Almería sont les favoris clairs à domicile (probabilité de victoire de 67,7%) contre une équipe de Celta de Vigo II qui occupe la 14e place avec un bilan à l'extérieur faible. Le modèle appuie son cas sur le volume de buts autant que sur le résultat en lui-même : les buts attendus de 3,6 (lambda 2,501 pour Almería, 1,094 pour Celta B) soutiennent que les deux équipes marquent à 61,4% et penchent pour un plus 2,5 buts à 69,6%. La divergence de marché la plus claire par rapport à la vision du modèle est la ligne plus 3,0 buts totaux, cotée à 1,98 contre une estimation de modèle de 61,4% versus une probabilité impliquée par le marché de 50,5%, un avantage de 10,9% — le chiffre le plus remarquable parmi les cotes examinées, bien qu'il ne devrait pas être lu comme représentatif de l'ensemble du marché.
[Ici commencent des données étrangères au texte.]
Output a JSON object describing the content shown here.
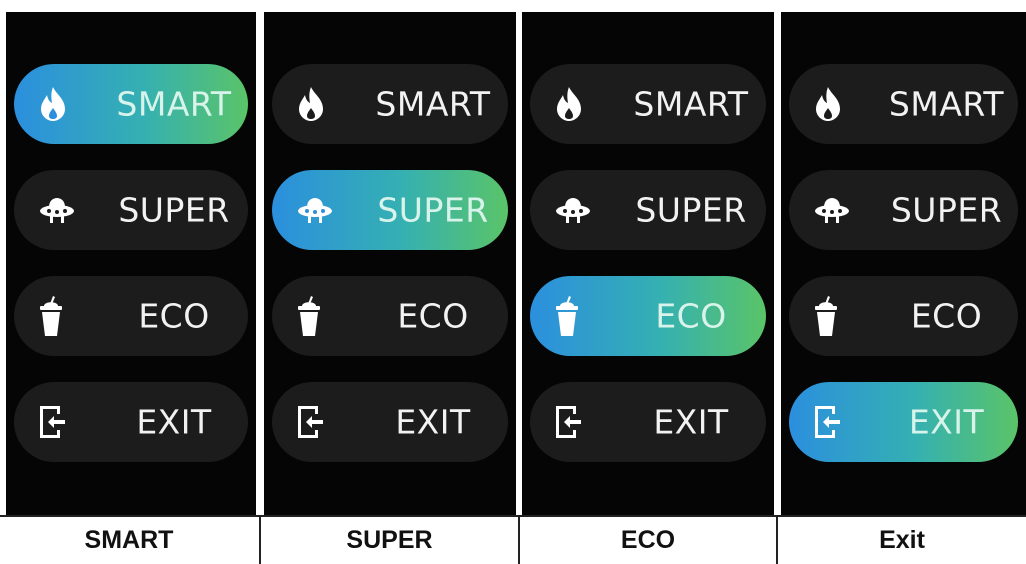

Le cas d'Almería repose sur une attaque productive (8 marqués, 4 encaissés en 5 matchs) et un bilan domicile parfait (2V 0N 0D à domicile), construit sur un bilan global de 3V 0N 2D, forme V-V-D-D-V. Celta de Vigo II arrive avec un profil plus inégal — 7 points sur 5 (2V 1N 2D), 7 marqués mais 8 encaissés, une série D-V-D-V-N, et seulement un bilan à l'extérieur de 1V 1N 0D — ce qui est cohérent avec le modèle ne leur assignant que 14,3% pour gagner contre les 67,7% d'Almería, avec le match nul à 18,0%. La ventilation lambda (2,501 domicile vs 1,094 extérieur) fait la majeure partie du travail explicatif ici : ce n'est pas seulement qu'Almería doivent gagner, c'est que la marge attendue s'accompagne de buts des deux côtés, c'est pourquoi le handicap asiatique s'élève à -1,25 plutôt que quelque chose de plus marqué, et pourquoi les lignes de buts totaux (ligne principale 3, avec une inclinaison plus de 69,6% à 2,5) sont où le modèle trouve plus de jeu que dans le marché victoire/nul/défaite en lui-même. La ligne première mi-temps plus 1,25 suit la même logique en miniature, avec un avantage de 7,8% sur le plus.
Cela dit, les 11 cotes examinées ont produit 3 cotes à avantage positif contre 8 négatives, avec un avantage moyen de -2,3% et un écart allant de +10,9% à -15,2% — un rappel que la marge de 7,8% du bookmaker est intégrée dans l'ensemble du marché, donc un avantage positif d'un côté d'un marché (comme le plus 3,0 buts totaux) est reflété par une tarification négative ailleurs, pas une preuve de valeur sur l'ensemble du marché. Le handicap asiatique central de -1,25 en lui-même est proche d'une tarification équitable des deux côtés, et le prix extérieur pur aux cotes de 7 s'écarte à peine de l'estimation propre du modèle de 14,3%. Deux réserves tempèrent tout cela : les effectifs n'ont pas encore été confirmés, donc rien ici ne tient compte de qui est réellement disponible pour jouer, et les cotes soutenant ces chiffres ont déjà environ cinq jours d'ancienneté (121,9 heures) par rapport au coup d'envoi — les marchés Segunda B avec un seul bookmaker cotant peuvent se déplacer matériellement à mesure que l'information sur l'équipe se précise plus près du match.